Si è concluso sabato 30 aprile presso Villa Fiorita, a Cernusco sul Naviglio nei pressi di Milano, il breve tour italiano di Nina Lakhani per presentare la traduzione italiana del suo importante libro “Chi ha ucciso Berta Caceres. Dighe, squadroni della morte e la battaglia di una difensora indigena per il pianeta”.

Nina Lakhani, inglese, inizia a lavorare come infermiera con persone che soffrono di problemi di salute mentale. In seguito diventa giornalista e si stabilisce per un po’ di anni in centro America come corrispondente per il Guardian. In quel periodo ha l’occasione di intervistare una brillante attivista honduregna: Berta Caceres. Berta è già minacciata da tempo, sa che possono ucciderla, si sposta di casa in casa, eppure non lascia il suo paese, la sua gente. Qualche mese dopo Nina riceve da varie parti lo stesso messaggio: “Hanno ucciso Berta Caceres.” Dopo appena qualche settimana è in Honduras e comincia a cercare informazioni, a fare interviste. Il colpo di scena è un’intervista ad un giovanissimo ex militare honduregno che ha lasciato il battaglione speciale in cui si trovava e che racconta come avesse visto, a suo tempo, una lista di persone da eliminare: tra queste c’era Berta Caceres, e nella stessa lista appariva anche il nome di un vecchio attivista della sua zona, con una X a fianco, a significare che questi era già stato eliminato.

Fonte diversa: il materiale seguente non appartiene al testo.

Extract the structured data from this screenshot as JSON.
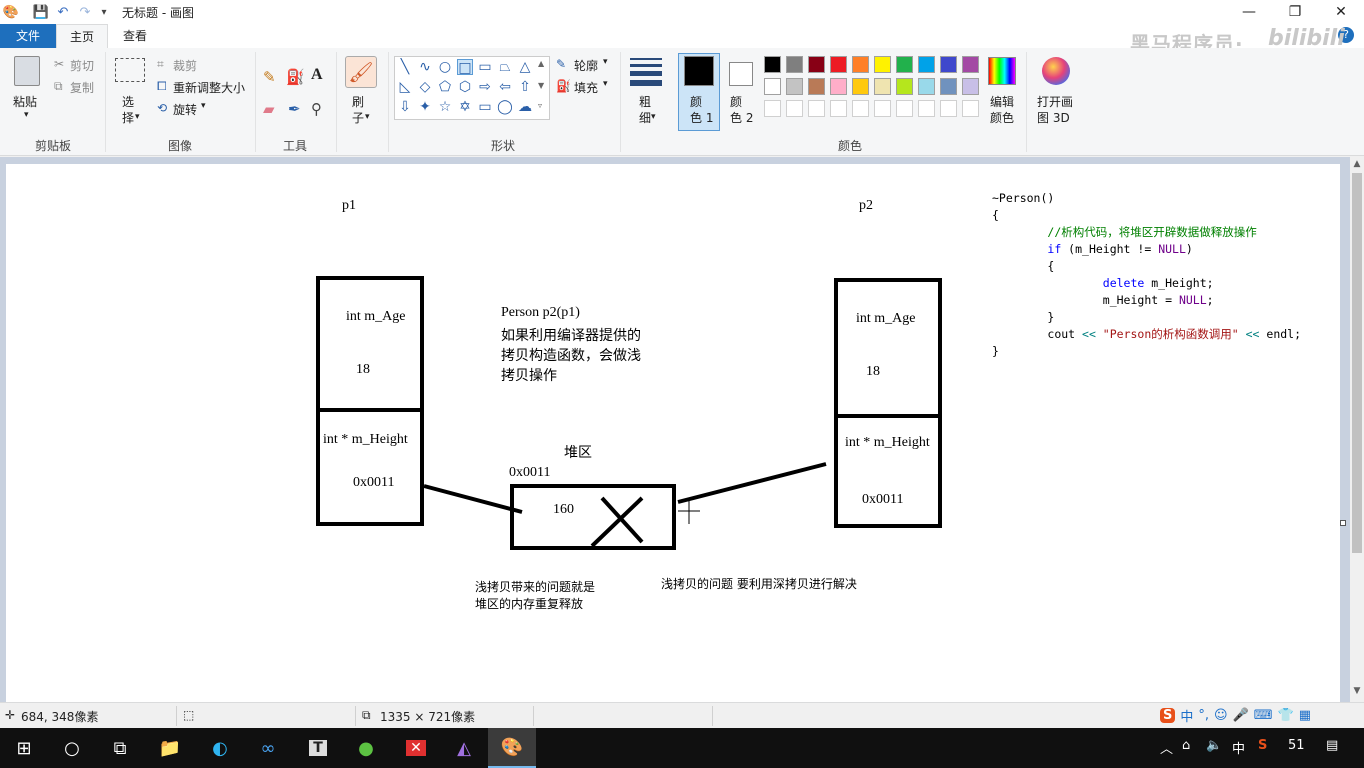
{
  "window": {
    "title": "无标题 - 画图",
    "controls": {
      "minimize": "—",
      "maximize": "❐",
      "close": "✕"
    }
  },
  "tabs": {
    "file": "文件",
    "home": "主页",
    "view": "查看"
  },
  "watermark": {
    "text": "黑马程序员·",
    "logo": "bilibili"
  },
  "ribbon": {
    "clipboard": {
      "group": "剪贴板",
      "paste": "粘贴",
      "cut": "剪切",
      "copy": "复制"
    },
    "image": {
      "group": "图像",
      "select": "选\n择",
      "crop": "裁剪",
      "resize": "重新调整大小",
      "rotate": "旋转"
    },
    "tools": {
      "group": "工具"
    },
    "brush": {
      "label": "刷\n子"
    },
    "shapes": {
      "group": "形状",
      "outline": "轮廓",
      "fill": "填充"
    },
    "size": {
      "label": "粗\n细"
    },
    "colors": {
      "group": "颜色",
      "color1": "颜\n色 1",
      "color2": "颜\n色 2",
      "edit": "编辑\n颜色",
      "paint3d": "打开画\n图 3D",
      "color1_value": "#000000",
      "color2_value": "#ffffff",
      "palette_row1": [
        "#000000",
        "#7f7f7f",
        "#880015",
        "#ed1c24",
        "#ff7f27",
        "#fff200",
        "#22b14c",
        "#00a2e8",
        "#3f48cc",
        "#a349a4"
      ],
      "palette_row2": [
        "#ffffff",
        "#c3c3c3",
        "#b97a57",
        "#ffaec9",
        "#ffc90e",
        "#efe4b0",
        "#b5e61d",
        "#99d9ea",
        "#7092be",
        "#c8bfe7"
      ]
    }
  },
  "canvas": {
    "p1": "p1",
    "p2": "p2",
    "p1_age_label": "int m_Age",
    "p1_age_value": "18",
    "p1_height_label": "int * m_Height",
    "p1_height_value": "0x0011",
    "p2_age_label": "int  m_Age",
    "p2_age_value": "18",
    "p2_height_label": "int * m_Height",
    "p2_height_value": "0x0011",
    "copy_line1": "Person p2(p1)",
    "copy_line2": "如果利用编译器提供的",
    "copy_line3": "拷贝构造函数，会做浅",
    "copy_line4": "拷贝操作",
    "heap_label": "堆区",
    "heap_addr": "0x0011",
    "heap_value": "160",
    "note1_line1": "浅拷贝带来的问题就是",
    "note1_line2": "堆区的内存重复释放",
    "note2": "浅拷贝的问题 要利用深拷贝进行解决",
    "code": {
      "l1": "~Person()",
      "l2": "{",
      "l3": "//析构代码，将堆区开辟数据做释放操作",
      "l4_kw": "if",
      "l4_rest": " (m_Height != ",
      "l4_null": "NULL",
      "l4_end": ")",
      "l5": "{",
      "l6_kw": "delete",
      "l6_rest": " m_Height;",
      "l7_rest": "m_Height = ",
      "l7_null": "NULL",
      "l7_end": ";",
      "l8": "}",
      "l9_a": "cout ",
      "l9_op1": "<<",
      "l9_str": " \"Person的析构函数调用\" ",
      "l9_op2": "<<",
      "l9_b": " endl;",
      "l10": "}"
    }
  },
  "status": {
    "cursor_pos": "684, 348像素",
    "canvas_size": "1335 × 721像素"
  },
  "taskbar": {
    "tray_lang": "中",
    "tray_num": "51",
    "ime_lang": "中"
  }
}
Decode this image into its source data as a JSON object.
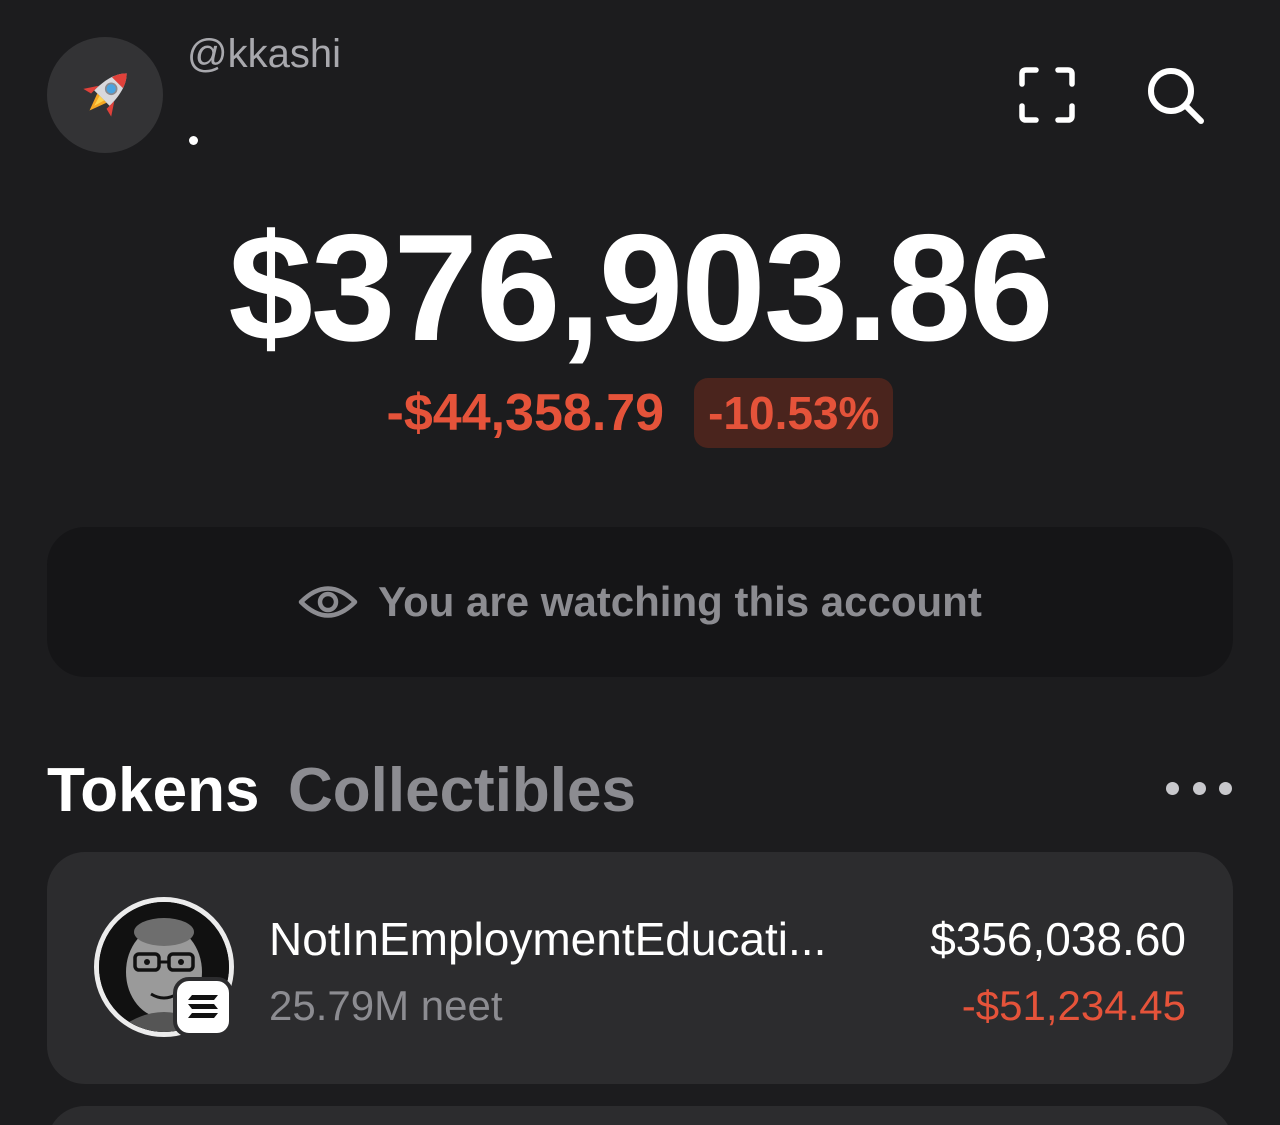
{
  "header": {
    "username": "@kkashi",
    "avatar_icon": "rocket-icon",
    "scan_icon": "scan-icon",
    "search_icon": "search-icon"
  },
  "balance": {
    "total": "$376,903.86",
    "change_value": "-$44,358.79",
    "change_percent": "-10.53%"
  },
  "watch_banner": {
    "icon": "eye-icon",
    "text": "You are watching this account"
  },
  "tabs": [
    {
      "label": "Tokens",
      "active": true
    },
    {
      "label": "Collectibles",
      "active": false
    }
  ],
  "more_icon": "more-dots-icon",
  "tokens": [
    {
      "name": "NotInEmploymentEducati...",
      "amount": "25.79M neet",
      "value": "$356,038.60",
      "change": "-$51,234.45",
      "chain_icon": "solana-icon"
    }
  ],
  "colors": {
    "background": "#1c1c1e",
    "card": "#2c2c2e",
    "negative": "#e5533a",
    "muted": "#8c8c91"
  }
}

L’articolo, racconta Nina, fece molto scalpore. Lei stessa venne attaccata frontalmente dal governo e dall’ambasciata Usa. “Ma – dice – siccome sono molto testarda andai avanti, e non escludo che quella fu un’ulteriore spinta a scrivere il libro.” Seguì tutto il processo, unica corrispondente estera in tribunale, e continuò la ricostruzione della vita di Berta. Ma parallelamente alla storia di Berta emergeva quella dell’Honduras, un paese martoriato dove la violenza è altissima, dove lottare per la giustizia, i diritti, la salvaguardia del territorio è pericolosissimo. E Berta lo sapeva. Non bastarono il suo riconoscimento internazionale, la sua notorietà, per salvarla. Nina racconta: “Quando seppi della morte di Berta, pensai: in Honduras possono uccidere chiunque!”

Nina ha pubblicato con coraggio questo libro in inglese, tormentata dalle minacce di sanzioni e multe da parte della banca honduregna finanziatrice del progetto idroelettrico contro cui si batteva Berta. Ha resistito. Ora il libro è stato tradotto in italiano (grazie alla piccola e vivace casa editrice CAPOVOLTE) e in spagnolo. Nina ha potuto finalmente presentarlo in carne ed ossa con 4 incontri in Italia, il più significativo dei quali è probabilmente quello in Val di Susa, nel presidio di San Didero, dove sanno bene cosa siano le minacce e la criminalizzazione della difesa di un territorio.

Nina si sente parte di un fiume carsico che continua l’azione di Berta. Leggere e diffondere questo libro ci sembra importante, perché gli esempi come quello di Berta Caceres si moltiplichino e la sua lotta e la sua morte non siano state vane.

Qualche riga dalla postfazione del libro:

Berta Caceres significava molte cose per molte persone. Era una leader indigena, una politica radicale, una difensora di base dei diritti umani, che rifiutava di arrendersi all’ordine mondiale patriarcale neoliberista. Era intelligente, gentile, divertente, provocatrice e una leader rara che sapeva ascoltare, negoziare e unire le persone. E’ morta davvero troppo giovane, a soli quarantaquattro anni, in un tempo in cui i popoli indigeni e le risorse naturali del pianeta sono sotto pesante attacco da parte di insostenibili avidità e consumo. La corsa per salvare il pianeta si sta compiendo, ma sono necessari cambiamenti radicali e il tempo a disposizione si sta esaurendo. La sua morte è stata un crimine contro la sua famiglia, la sua organizzazione COPINH, il popolo Lenca, la società honduregna e l’umanità.”